セミナーでは、過去のP電工商品のデザインプロセスや、氏が考えるプロダクトデザインの思想について。
例えば、ユニットバス。
それは浴槽というアイコンを削り取るところから。
わかりにくいところから、やっていくことで意識をつくる。
具体的には浴槽と壁パネルの止水コーキングが従来8.3mmだったところを5.6mmにする、
床と壁の間の幅木を極力小さくするとか。。
一見どこが変わったかわからないような、「隅とフチ」を追及することで品質を高めています。
こうじゃないとつくれないという製造上の理屈が、ユニットバスとはこうだ、という集団的無意識を
つくりあげてしまった。
シーズンごとに発表される新製品は、コテ先だけの変貌である(もちろん技術の向上もありますが・・)
印象的だった言葉が、「新しくしようとしない」「新しくしなくていいのでは」。。
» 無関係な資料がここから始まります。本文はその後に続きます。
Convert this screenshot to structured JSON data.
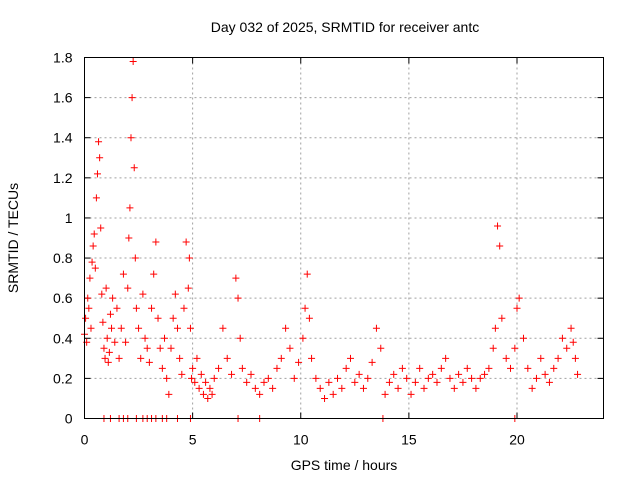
{
  "chart_data": {
    "type": "scatter",
    "title": "Day 032 of 2025, SRMTID for receiver antc",
    "xlabel": "GPS time / hours",
    "ylabel": "SRMTID / TECUs",
    "xlim": [
      0,
      24
    ],
    "ylim": [
      0,
      1.8
    ],
    "xticks": [
      0,
      5,
      10,
      15,
      20
    ],
    "yticks": [
      0,
      0.2,
      0.4,
      0.6,
      0.8,
      1,
      1.2,
      1.4,
      1.6,
      1.8
    ],
    "ytick_labels": [
      "0",
      "0.2",
      "0.4",
      "0.6",
      "0.8",
      "1",
      "1.2",
      "1.4",
      "1.6",
      "1.8"
    ],
    "grid": true,
    "marker": "plus",
    "color": "#ff0000",
    "series": [
      {
        "name": "SRMTID",
        "x": [
          0.0,
          0.05,
          0.1,
          0.15,
          0.2,
          0.25,
          0.3,
          0.35,
          0.4,
          0.45,
          0.5,
          0.55,
          0.6,
          0.65,
          0.7,
          0.75,
          0.8,
          0.85,
          0.9,
          0.95,
          1.0,
          1.05,
          1.1,
          1.15,
          1.2,
          1.25,
          1.3,
          1.4,
          1.5,
          1.6,
          1.7,
          1.8,
          1.9,
          2.0,
          2.05,
          2.1,
          2.15,
          2.2,
          2.25,
          2.3,
          2.35,
          2.4,
          2.5,
          2.6,
          2.7,
          2.8,
          2.9,
          3.0,
          3.1,
          3.2,
          3.3,
          3.4,
          3.5,
          3.6,
          3.7,
          3.8,
          3.9,
          4.0,
          4.1,
          4.2,
          4.3,
          4.4,
          4.5,
          4.6,
          4.7,
          4.8,
          4.85,
          4.9,
          4.95,
          5.0,
          5.1,
          5.2,
          5.3,
          5.4,
          5.5,
          5.6,
          5.7,
          5.8,
          5.9,
          6.0,
          6.2,
          6.4,
          6.6,
          6.8,
          7.0,
          7.1,
          7.2,
          7.3,
          7.5,
          7.7,
          7.9,
          8.1,
          8.3,
          8.5,
          8.7,
          8.9,
          9.1,
          9.3,
          9.5,
          9.7,
          9.9,
          10.1,
          10.2,
          10.3,
          10.4,
          10.5,
          10.7,
          10.9,
          11.1,
          11.3,
          11.5,
          11.7,
          11.9,
          12.1,
          12.3,
          12.5,
          12.7,
          12.9,
          13.1,
          13.3,
          13.5,
          13.7,
          13.9,
          14.1,
          14.3,
          14.5,
          14.7,
          14.9,
          15.1,
          15.3,
          15.5,
          15.7,
          15.9,
          16.1,
          16.3,
          16.5,
          16.7,
          16.9,
          17.1,
          17.3,
          17.5,
          17.7,
          17.9,
          18.1,
          18.3,
          18.5,
          18.7,
          18.9,
          19.0,
          19.1,
          19.2,
          19.3,
          19.5,
          19.7,
          19.9,
          20.0,
          20.1,
          20.3,
          20.5,
          20.7,
          20.9,
          21.1,
          21.3,
          21.5,
          21.7,
          21.9,
          22.1,
          22.3,
          22.5,
          22.6,
          22.7,
          22.8
        ],
        "y": [
          0.42,
          0.5,
          0.38,
          0.6,
          0.55,
          0.7,
          0.45,
          0.78,
          0.86,
          0.92,
          0.75,
          1.1,
          1.22,
          1.38,
          1.3,
          0.95,
          0.62,
          0.48,
          0.35,
          0.3,
          0.65,
          0.4,
          0.28,
          0.33,
          0.52,
          0.45,
          0.6,
          0.38,
          0.55,
          0.3,
          0.45,
          0.72,
          0.38,
          0.65,
          0.9,
          1.05,
          1.4,
          1.6,
          1.78,
          1.25,
          0.8,
          0.55,
          0.45,
          0.3,
          0.62,
          0.4,
          0.35,
          0.28,
          0.55,
          0.72,
          0.88,
          0.5,
          0.35,
          0.25,
          0.4,
          0.2,
          0.12,
          0.35,
          0.5,
          0.62,
          0.45,
          0.3,
          0.22,
          0.55,
          0.88,
          0.65,
          0.8,
          0.45,
          0.2,
          0.25,
          0.18,
          0.3,
          0.15,
          0.22,
          0.12,
          0.18,
          0.1,
          0.15,
          0.12,
          0.2,
          0.25,
          0.45,
          0.3,
          0.22,
          0.7,
          0.6,
          0.4,
          0.25,
          0.18,
          0.22,
          0.15,
          0.12,
          0.18,
          0.2,
          0.15,
          0.25,
          0.3,
          0.45,
          0.35,
          0.2,
          0.28,
          0.4,
          0.55,
          0.72,
          0.5,
          0.3,
          0.2,
          0.15,
          0.1,
          0.18,
          0.12,
          0.2,
          0.15,
          0.25,
          0.3,
          0.18,
          0.22,
          0.15,
          0.2,
          0.28,
          0.45,
          0.35,
          0.12,
          0.18,
          0.22,
          0.15,
          0.25,
          0.2,
          0.12,
          0.18,
          0.25,
          0.15,
          0.2,
          0.22,
          0.18,
          0.25,
          0.3,
          0.2,
          0.15,
          0.22,
          0.18,
          0.25,
          0.2,
          0.15,
          0.2,
          0.22,
          0.25,
          0.35,
          0.45,
          0.96,
          0.86,
          0.5,
          0.3,
          0.25,
          0.35,
          0.55,
          0.6,
          0.4,
          0.25,
          0.15,
          0.2,
          0.3,
          0.22,
          0.18,
          0.25,
          0.3,
          0.4,
          0.35,
          0.45,
          0.38,
          0.3,
          0.22
        ],
        "zero_markers_x": [
          0.9,
          1.2,
          1.6,
          1.8,
          2.0,
          2.4,
          2.7,
          2.9,
          3.1,
          3.3,
          3.6,
          3.8,
          4.3,
          4.9,
          7.1,
          8.1,
          13.8,
          19.9
        ]
      }
    ]
  }
}
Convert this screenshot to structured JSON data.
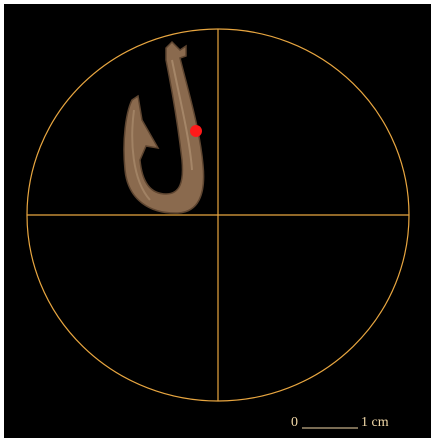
{
  "scale_bar": {
    "start_label": "0",
    "end_label": "1 cm"
  }
}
。
氏の出した答えのひとつが、このユニットバス。
昔ながらの、すのこの浴室。
でも腐らない加工をした木で。
その下に防水パンもあるのに、脱衣場とはバリアフリー。
なんら目新しくみえませんが、こうするのに相当なディスカッションや技術力が
反映されていることを察します。
日本の高レベルな技術に、集団的無意識を打破すべく発想力が注がれることで
デザインが生まれます。
自分のHPにも書いていますが、単なる造形や装飾だけでない、まさにこれが「デザイン」だと思っています。